If nothing else, this and Resident Evil prove any horror film containing Marilyn Manson music is doomed to failure. As much as I like the guy and his John 5 kicking out habits, horror that chooses his work lacks in the scriptwriting department. And the story department. And the acting department. And everything else. In House on Haunted, his cover of "Sweet Dreams (Are Made Of This)" plays, quite inexplicably, when Price types the list for his wife's party, the computer deletes and rewrites it (GHOST IN THE MACHINE!!!!) and a montage of all the people invited to the party riding in limousines and reading their invitations. Other films which failed for their Manson inclusion are: Gamer (which used the very same song, even...in 2009), Trick R' Treat (again, "Sweet Dreams" and in 2008), Blair Witch Project 2, Dead Man on Campus...look, if I continued both of us would be here all night. The point is, don't put Manson in your movie as the chances of it sucking increase. Can you name a good movie with well-placed use of Marilyn Manson music? No, you can't, can you? Exactly my point.

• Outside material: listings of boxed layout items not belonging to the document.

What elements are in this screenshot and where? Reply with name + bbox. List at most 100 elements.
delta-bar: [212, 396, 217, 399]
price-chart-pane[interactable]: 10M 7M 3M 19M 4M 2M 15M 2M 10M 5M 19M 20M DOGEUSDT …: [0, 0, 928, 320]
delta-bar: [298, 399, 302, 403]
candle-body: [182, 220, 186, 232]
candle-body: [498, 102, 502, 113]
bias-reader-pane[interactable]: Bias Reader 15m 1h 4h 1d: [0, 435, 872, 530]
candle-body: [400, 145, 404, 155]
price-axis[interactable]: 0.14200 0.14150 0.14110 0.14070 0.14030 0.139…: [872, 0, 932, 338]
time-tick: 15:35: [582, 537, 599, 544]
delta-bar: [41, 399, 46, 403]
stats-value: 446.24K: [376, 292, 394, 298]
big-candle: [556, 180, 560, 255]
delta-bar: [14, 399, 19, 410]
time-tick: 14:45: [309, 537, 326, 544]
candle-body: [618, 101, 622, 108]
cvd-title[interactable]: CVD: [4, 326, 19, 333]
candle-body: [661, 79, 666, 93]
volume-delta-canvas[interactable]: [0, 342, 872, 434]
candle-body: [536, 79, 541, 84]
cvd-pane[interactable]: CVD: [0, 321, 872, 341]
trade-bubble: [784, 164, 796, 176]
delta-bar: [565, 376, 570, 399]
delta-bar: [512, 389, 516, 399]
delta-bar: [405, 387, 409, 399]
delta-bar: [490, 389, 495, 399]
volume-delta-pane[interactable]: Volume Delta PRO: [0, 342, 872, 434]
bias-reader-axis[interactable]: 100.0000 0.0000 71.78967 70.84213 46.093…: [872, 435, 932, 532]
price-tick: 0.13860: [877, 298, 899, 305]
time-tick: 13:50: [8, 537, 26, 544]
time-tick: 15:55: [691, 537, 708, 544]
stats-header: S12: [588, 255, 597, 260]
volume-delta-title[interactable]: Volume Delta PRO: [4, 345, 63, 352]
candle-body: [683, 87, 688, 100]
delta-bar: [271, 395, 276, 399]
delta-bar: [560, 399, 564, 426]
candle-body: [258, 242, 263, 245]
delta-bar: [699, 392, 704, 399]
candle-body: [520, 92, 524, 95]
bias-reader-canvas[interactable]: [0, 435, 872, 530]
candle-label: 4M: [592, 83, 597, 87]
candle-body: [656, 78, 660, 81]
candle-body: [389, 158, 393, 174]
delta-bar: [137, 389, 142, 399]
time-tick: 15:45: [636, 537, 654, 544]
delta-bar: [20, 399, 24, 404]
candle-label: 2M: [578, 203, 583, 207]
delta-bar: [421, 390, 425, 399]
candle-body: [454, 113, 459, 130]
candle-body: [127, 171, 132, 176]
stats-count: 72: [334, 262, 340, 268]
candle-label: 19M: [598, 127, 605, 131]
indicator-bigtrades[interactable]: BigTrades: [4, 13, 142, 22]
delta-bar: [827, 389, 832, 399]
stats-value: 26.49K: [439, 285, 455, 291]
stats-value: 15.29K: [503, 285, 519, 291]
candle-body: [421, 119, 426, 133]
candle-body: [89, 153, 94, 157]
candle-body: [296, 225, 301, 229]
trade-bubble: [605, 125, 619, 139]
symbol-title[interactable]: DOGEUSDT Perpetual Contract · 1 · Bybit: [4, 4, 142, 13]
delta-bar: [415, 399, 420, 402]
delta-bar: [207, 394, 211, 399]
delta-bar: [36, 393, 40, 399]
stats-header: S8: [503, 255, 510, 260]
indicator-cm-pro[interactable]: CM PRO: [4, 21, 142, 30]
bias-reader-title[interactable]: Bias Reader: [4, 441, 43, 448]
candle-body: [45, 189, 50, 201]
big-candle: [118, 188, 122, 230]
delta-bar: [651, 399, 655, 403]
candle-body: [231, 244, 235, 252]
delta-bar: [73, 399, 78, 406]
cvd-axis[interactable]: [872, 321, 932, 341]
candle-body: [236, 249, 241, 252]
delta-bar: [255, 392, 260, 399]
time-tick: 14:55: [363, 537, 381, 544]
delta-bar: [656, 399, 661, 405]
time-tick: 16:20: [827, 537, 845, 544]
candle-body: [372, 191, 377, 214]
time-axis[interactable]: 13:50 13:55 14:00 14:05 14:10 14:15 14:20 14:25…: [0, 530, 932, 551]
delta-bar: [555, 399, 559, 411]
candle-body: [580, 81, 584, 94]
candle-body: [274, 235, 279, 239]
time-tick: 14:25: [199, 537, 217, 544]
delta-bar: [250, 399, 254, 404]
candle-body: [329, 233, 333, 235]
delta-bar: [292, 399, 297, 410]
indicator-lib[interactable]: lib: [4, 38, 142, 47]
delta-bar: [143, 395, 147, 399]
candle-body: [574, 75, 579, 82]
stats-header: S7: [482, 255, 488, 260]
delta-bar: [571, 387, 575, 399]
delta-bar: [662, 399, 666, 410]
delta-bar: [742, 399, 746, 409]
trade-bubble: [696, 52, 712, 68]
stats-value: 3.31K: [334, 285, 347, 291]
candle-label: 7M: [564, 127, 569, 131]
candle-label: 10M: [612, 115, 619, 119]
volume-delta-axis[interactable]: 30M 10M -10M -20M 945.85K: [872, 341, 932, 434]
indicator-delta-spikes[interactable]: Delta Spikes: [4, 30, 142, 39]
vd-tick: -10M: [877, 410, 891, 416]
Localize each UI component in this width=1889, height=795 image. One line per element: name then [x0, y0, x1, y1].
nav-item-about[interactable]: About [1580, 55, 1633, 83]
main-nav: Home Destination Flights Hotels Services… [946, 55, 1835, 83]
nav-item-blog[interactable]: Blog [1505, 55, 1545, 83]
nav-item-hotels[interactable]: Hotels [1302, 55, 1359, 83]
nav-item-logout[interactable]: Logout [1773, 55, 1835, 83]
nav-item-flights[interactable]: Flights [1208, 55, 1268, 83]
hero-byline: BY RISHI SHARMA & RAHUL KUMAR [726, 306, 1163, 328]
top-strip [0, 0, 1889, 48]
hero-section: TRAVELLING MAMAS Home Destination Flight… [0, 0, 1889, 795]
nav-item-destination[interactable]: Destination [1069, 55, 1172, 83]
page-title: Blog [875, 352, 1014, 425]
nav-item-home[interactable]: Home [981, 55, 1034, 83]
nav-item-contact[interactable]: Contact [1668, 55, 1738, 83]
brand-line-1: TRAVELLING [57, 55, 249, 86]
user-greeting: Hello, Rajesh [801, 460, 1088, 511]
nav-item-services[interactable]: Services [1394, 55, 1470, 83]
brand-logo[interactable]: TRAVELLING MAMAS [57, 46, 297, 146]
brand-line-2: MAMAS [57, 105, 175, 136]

Ugh...yes, Chris Kattan's ghost saves the two survivors from imminent death. The true hero of House on Haunted Hill is ghost Kattan. Kinda makes me want to become a ghost...
Despite the shittiness of this and 13irteen Gh0s!s, I await more William Castle remakes aimed at a contemporary audience of stupid teenagers and horror lightweights. They have a certain cheesy, shitty charm about them which is lacking in the glossy, slick, soulless Platinum Dunes reimaginings. No way would Michael Bay's company cast such eccentric, oddball choices as Geoffrey Rush, Shalhoub, Matthew Lillard, Chris Kattan and last but not least Jeffrey Combs (the patron saint of everything the Raider holds dear, which is mostly Jeffrey Combs). If I may be so bold, the end of the Castle remakes signaled the end of the 90s even though they stretched into the 00s. Without the glories of 90s schlock, we're in the tar pit of commodity masquerading as horror. I want more Castle remakes, goddamnit, and they will revitalize Dark Castle if created. How fucking sick is it that we're at a time that compels me to argue for more of these movies? Savage new times, Max. Savage new times.